Tactique du dictateur

[XXII, 12]

(1) Le dictateur, ayant reçu du légat Fulvius Flaccus l'armée du consul, arrive par le territoire sabin à Tibur le jour où il avait prescrit aux nouveaux soldats de s'y rassembler. (2) De là, par Préneste et des chemins de traverse, il vient sortir sur la voie Latine, d'où, en éclairant sa marche avec le plus grand soin, il mène ses troupes à l'ennemi, dans l'intention de ne tenter nulle part la fortune, pour autant que la nécessité ne l'y forcera pas. (3) Le premier jour où, non loin d'Aecae, il établit son camp à la vue de l'ennemi, Hannibal ne tarda pas un instant à faire sortir son armée en bataille et à offrir le combat. (4) Quand il voit que tout reste calme chez les ennemis, qu'aucun tumulte n'agite leur camp, il crie bien que les âmes martiales des Romains sont enfin vaincues, que la guerre est finie, qu'ils ont renoncé ouvertement à la valeur et à la gloire, - cela tout en rentrant dans son camp; (5) mais le souci secret se glisse dans son esprit que c'est contre un général n'ayant rien de commun avec Flaminius et Sempronius qu'il aura à lutter désormais; qu'aujourd'hui seulement, instruits par leurs malheurs, les Romains ont cherché un chef égal à Hannibal. (6) Ce fut la prudence, non les attaques du dictateur que, tout de suite, il craignit; n'ayant pas encore éprouvé sa constance, il se met à l'inquiéter, à tenter d'ébranler sa résolution en changeant souvent de camp et en ravageant sous ses yeux les terres de ses alliés; (7) tantôt, il échappait rapidement aux regards, tantôt, brusquement, à un détour de la route, pour essayer de surprendre le Romain descendu en plaine, il restait caché. (8) Mais Fabius menait ses troupes par les crêtes, à moyenne distance de l'ennemi, de façon à ne pas le lâcher, à ne pas en venir non plus aux mains. Sauf dans la mesure où des besoins absolus forçaient à sortir, il gardait ses soldats au camp; le fourrage et le bois, on n'allait pas les chercher avec quelques hommes, ni en se dispersant; (9) un piquet de cavaliers et d'infanterie légère, composé et formé en vue des alertes soudaines, rendait tous les environs aussi sûrs pour les soldats du camp que dangereux pour les pillards ennemis dispersés; (10) on ne risquait pas le tout pour le tout, mais les petits avantages remportés dans de légers combats, engagés dans des conditions sûres et non loin d'une ligne de retraite, habituaient le soldat romain, effrayé par ses défaites antérieures, à être moins mécontent de son courage ou de sa chance.

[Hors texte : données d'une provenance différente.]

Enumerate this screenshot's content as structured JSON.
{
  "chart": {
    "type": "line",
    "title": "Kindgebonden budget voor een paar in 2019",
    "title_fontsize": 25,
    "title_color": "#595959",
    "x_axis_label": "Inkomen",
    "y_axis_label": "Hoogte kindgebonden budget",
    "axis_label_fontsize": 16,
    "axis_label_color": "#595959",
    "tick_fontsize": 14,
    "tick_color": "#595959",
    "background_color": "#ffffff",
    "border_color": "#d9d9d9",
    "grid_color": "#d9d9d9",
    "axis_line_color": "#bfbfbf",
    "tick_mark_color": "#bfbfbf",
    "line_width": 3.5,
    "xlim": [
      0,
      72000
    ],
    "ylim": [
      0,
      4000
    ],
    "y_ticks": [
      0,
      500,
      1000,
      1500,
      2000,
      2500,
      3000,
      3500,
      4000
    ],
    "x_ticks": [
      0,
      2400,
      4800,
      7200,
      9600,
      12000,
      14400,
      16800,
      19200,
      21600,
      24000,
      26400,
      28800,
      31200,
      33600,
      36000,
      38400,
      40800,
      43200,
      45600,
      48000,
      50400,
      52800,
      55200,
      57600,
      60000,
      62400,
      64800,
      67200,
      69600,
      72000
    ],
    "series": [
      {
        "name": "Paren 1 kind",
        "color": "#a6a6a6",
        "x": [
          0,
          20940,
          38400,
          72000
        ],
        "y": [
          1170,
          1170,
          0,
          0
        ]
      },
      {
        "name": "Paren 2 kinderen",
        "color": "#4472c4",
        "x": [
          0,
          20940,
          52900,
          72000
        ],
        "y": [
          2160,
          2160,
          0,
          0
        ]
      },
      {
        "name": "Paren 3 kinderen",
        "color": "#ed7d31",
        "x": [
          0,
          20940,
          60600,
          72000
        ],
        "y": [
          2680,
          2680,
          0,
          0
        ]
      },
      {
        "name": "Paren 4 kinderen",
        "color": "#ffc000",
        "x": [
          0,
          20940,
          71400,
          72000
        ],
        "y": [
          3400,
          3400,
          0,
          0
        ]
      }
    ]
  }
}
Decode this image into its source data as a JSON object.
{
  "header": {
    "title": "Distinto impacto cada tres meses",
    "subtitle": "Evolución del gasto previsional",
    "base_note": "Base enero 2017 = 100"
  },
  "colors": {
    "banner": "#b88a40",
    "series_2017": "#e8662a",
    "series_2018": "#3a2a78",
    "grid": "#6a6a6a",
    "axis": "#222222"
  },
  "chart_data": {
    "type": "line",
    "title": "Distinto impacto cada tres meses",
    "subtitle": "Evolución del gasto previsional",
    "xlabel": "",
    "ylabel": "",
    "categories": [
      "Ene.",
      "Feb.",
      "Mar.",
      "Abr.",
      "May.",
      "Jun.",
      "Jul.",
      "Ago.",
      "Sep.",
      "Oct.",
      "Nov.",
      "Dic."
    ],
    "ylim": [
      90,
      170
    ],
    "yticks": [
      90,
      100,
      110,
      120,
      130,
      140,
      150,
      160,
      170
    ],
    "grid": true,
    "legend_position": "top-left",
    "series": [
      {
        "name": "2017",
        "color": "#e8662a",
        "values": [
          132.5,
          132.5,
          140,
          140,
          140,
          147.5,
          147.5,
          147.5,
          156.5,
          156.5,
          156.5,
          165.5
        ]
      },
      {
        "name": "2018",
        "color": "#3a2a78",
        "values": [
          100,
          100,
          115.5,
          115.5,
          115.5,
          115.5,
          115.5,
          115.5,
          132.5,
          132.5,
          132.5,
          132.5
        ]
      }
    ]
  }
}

(11) Toutefois, Hannibal n'était pas, pour le plan si sage du dictateur, un ennemi plus acharné que le maître de la cavalerie, que seule l'infériorité de ses pouvoirs empêchait encore de perdre l'État. (12) Fier et emporté dans ses desseins, sans retenue dans ses paroles, d'abord au milieu de petits groupes, puis ouvertement, devant la foule des soldats, il traitait la circonspection de Fabius d'indolence, sa prudence de peur, lui attribuant ainsi les vices voisins de ses vertus; et, en abaissant son supérieur (moyen détestable que son succès n'a que trop développé), il cherchait à s'élever lui-même.

En marche vers la Campanie

[XXII, 13]

(1) Hannibal, du pays des Hirpini, passe dans le Samnium, ravage le territoire de Bénévent, prend Telesia; il provoque encore, à dessein, le général romain, pour voir si par hasard, en enflammant sa colère par tant d'outrages et de désastres infligés à ses alliés, il pourra l'attirer à une bataille en plaine. (2) Dans la foule des alliés italiens pris à Trasimène, et relâchés par Hannibal, il y avait trois chevaliers campaniens, amenés depuis longtemps déjà, par maint cadeau, mainte promesse d'Hannibal, à s'efforcer de lui gagner le coeur de leurs compatriotes. (3) Ces chevaliers lui annonçant qu'en amenant son armée en Campanie, il pourrait prendre Capoue, Hannibal, comme une telle entreprise dépassait l'autorité de ceux qui la garantissaient, hésita, tour à tour confiant et défiant, mais se laissa pourtant amener à quitter le Samnium pour la Campanie. (4) Après avoir invité les chevaliers à confirmer leurs promesses répétées par des actes, et leur avoir dit de revenir vers lui avec un certain nombre de Campaniens, dont quelques notables, il les renvoya. (5) Pour lui, il ordonne à un guide de le conduire sur le territoire de Casinum, ayant appris de gens qui connaissaient le pays qu'en occupant ce défilé, il interdisait au Romain de sortir de chez lui pour secourir ses alliés.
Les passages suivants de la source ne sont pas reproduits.